Comecei a protestar, dizendo que seu esquema de classificação era degradante. Mas me contive quando estava prestes a começar um longo discurso. Em vez disso, comentei que, se fosse verdade que existem apenas três tipos de personalidade, todos nós estaríamos presos em uma dessas três categorias por toda a vida, sem esperança de mudança ou redenção.
Ele concordou que era exatamente esse o caso. Exceto que restava uma via de redenção. Os feiticeiros já haviam aprendido há muito tempo que apenas nossa autorreflexão pessoal se enquadrava em uma dessas categorias.
“O problema conosco é que nos levamos a sério”, disse ele. Qualquer que seja a categoria em que nossa autoimagem se encaixe, isso só importa por causa da nossa autoimportância. Se não fôssemos autoimportantes, não importaria em qual categoria nos encaixássemos.

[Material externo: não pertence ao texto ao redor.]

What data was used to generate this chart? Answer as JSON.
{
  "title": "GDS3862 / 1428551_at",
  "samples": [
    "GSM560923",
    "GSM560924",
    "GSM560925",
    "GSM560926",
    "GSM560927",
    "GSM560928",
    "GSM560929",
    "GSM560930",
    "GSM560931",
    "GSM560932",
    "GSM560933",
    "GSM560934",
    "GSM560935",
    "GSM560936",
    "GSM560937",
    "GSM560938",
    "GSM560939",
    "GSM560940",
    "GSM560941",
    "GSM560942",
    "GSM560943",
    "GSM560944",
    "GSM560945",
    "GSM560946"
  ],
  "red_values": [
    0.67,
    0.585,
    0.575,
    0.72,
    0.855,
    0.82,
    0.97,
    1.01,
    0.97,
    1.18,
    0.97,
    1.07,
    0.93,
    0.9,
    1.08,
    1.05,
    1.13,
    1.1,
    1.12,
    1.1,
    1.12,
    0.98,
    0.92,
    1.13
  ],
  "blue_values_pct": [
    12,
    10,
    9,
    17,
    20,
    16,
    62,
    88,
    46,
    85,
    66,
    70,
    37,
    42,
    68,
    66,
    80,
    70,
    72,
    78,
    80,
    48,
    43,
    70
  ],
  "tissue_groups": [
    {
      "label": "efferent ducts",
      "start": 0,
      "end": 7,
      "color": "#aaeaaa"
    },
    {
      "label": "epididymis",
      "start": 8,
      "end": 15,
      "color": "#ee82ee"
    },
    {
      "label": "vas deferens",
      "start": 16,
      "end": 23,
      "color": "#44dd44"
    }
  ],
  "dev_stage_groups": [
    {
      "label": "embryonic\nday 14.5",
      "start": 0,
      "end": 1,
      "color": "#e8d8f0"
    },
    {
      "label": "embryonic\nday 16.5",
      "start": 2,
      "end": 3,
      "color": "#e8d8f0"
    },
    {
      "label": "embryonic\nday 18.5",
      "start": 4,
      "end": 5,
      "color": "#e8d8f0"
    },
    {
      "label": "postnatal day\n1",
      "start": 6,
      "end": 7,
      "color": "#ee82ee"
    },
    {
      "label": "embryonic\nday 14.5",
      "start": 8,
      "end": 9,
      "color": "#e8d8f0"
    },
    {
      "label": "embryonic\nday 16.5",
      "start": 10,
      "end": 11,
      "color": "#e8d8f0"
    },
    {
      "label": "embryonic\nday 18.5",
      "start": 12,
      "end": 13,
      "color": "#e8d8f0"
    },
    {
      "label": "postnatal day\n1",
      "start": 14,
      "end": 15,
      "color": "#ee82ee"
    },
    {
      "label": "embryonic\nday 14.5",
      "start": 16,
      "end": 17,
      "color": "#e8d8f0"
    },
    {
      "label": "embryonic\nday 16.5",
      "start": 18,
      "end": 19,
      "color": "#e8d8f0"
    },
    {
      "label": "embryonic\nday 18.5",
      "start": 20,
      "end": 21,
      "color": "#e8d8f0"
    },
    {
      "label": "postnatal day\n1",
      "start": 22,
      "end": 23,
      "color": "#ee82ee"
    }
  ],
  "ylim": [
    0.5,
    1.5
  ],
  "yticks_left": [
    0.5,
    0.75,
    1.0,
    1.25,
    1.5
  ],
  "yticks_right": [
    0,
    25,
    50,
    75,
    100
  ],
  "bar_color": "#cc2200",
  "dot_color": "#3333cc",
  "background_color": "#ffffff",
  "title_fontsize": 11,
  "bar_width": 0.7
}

“Eu sempre serei um peido”, continuou ele, com o corpo tremendo de tanto rir. “E você também. Mas agora eu sou um peido que não se leva a sério, enquanto você ainda se leva.”
Eu estava indignado. Eu queria discutir com ele, mas não consegui reunir energia para isso.
Na praça vazia, a reverberação de sua risada era assustadora.”
(Carlos Castaneda, O Poder do Silêncio)
Complemento: Palestra de Carlos, 3 de dezembro de 1994, Sunnyvale, CA
“Don Juan disse que havia três tipos de pessoas na Terra:
- Um Mijo: Quente e gostoso, mas não mata a sede.
- Um Peido: “Sou maior e melhor que você.”
- Um Vomito: “Vou se você implorar.”
“Don Juan me chamou de “Sr. Pesadelo”. Eu era um PEIDO.”